I think most people just risk assess for themselves, they don't think about how their innocent picnic or sausage roll on a park bench impacts on everyone else. So following the spirit of the guidelines, rather than the bare minimum to keep your family happy, does have an impact. If you're the only person standing up at a concert, you feel very clever about your good view, but as soon as everyone else stands up as well, you might as well not have bothered.

Ninkanink Tue 14-Apr-20 10:14:29

That’s not effective risk assessment, and also doesn’t take into account the wider underlying principles, so again, those are lemming-brained people who will make it worse for the rest of us. Following the spirit of the guidelines (they’re not rules, nor law!) is about much more than doing the ‘bare minimum’ but again, a lot of people won’t understand that. Which is why they froth about RULES and LAWS and freak out when people don’t abide by their ridiculous misinterpretations of advice.

HelloItsmeAgain1 Tue 14-Apr-20 10:21:47

I think people smart enough to follow them properly will keep being safe.
It's those who can't even do lockdown properly and who make their own rules that concern me! Mid-exercise picnics and easter egg hunts will be nothing in comparison.

Bluntness100 Tue 14-Apr-20 10:24:55

Op people won’t think it’s disappeared, they will be scared like you and it is more likely it will be the opposite of following the “rules”, people will be scared to leave their homes, scared to put their kids back in school, scared to go back to work.

The issue the country is facing is not people will suddenly think the risk has passed, they will be like you, scared their lives are in danger and scared to go out.

MoggyP Tue 14-Apr-20 10:25:16

Personal interpretation, by non-experts, of givermental regulations backed by law is not the rational or community spirited response.

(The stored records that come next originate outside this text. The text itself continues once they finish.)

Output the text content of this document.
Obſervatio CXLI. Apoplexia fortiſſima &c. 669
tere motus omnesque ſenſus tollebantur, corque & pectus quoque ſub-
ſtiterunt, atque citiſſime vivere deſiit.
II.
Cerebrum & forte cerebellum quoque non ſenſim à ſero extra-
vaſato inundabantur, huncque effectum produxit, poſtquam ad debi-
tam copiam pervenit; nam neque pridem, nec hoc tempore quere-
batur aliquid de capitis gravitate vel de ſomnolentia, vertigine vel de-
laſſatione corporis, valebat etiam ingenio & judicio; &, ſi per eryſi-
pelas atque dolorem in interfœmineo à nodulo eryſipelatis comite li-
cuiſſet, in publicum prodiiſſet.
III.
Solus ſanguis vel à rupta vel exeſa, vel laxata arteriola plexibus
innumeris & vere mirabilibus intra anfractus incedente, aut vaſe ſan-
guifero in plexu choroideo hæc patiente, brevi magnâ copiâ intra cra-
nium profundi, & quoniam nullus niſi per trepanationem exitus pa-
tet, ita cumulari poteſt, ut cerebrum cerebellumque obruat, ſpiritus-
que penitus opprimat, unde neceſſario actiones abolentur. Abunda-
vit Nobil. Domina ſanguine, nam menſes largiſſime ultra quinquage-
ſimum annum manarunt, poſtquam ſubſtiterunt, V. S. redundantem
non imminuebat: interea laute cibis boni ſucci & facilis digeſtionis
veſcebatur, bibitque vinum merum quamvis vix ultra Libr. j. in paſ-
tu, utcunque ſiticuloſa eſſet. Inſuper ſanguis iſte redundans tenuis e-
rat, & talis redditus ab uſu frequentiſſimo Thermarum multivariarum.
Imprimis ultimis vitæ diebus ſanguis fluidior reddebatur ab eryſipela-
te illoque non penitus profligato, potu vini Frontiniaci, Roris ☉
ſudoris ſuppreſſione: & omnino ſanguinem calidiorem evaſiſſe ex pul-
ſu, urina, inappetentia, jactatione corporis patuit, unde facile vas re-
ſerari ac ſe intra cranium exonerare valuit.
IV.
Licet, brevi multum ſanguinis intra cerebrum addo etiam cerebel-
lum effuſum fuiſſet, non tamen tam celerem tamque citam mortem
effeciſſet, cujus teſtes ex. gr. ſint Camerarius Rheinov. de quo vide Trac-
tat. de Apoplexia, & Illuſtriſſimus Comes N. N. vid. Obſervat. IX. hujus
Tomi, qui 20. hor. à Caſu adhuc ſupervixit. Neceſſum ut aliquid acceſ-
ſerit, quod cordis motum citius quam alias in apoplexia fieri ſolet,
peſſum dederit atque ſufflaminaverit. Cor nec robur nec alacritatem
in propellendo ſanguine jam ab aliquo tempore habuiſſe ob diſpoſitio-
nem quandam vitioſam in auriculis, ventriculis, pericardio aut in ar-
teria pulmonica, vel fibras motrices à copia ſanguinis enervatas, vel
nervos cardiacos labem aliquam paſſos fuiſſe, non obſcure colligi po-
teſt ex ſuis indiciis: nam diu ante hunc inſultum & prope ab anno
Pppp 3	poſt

But there are always some people who just won't be told - which is why it looks like 'spoon feeding'. It's an attempt to make it simple enough that even the really obtuse get it, and so that people spdesist from making up justifications to breach the current restriction.

Mercifully, in RL, people are complying, and there is no reason to think they will c are to comply with incremental changes.

Because most people aren't so dense that they are still having difficulty with what flattens the peak the best.

HelloItsmeAgain1 Tue 14-Apr-20 10:26:20

I don't know @bluntness100 people have been quite silly so far. I have friends counting down to the end of lockdown, despite being vulnerable.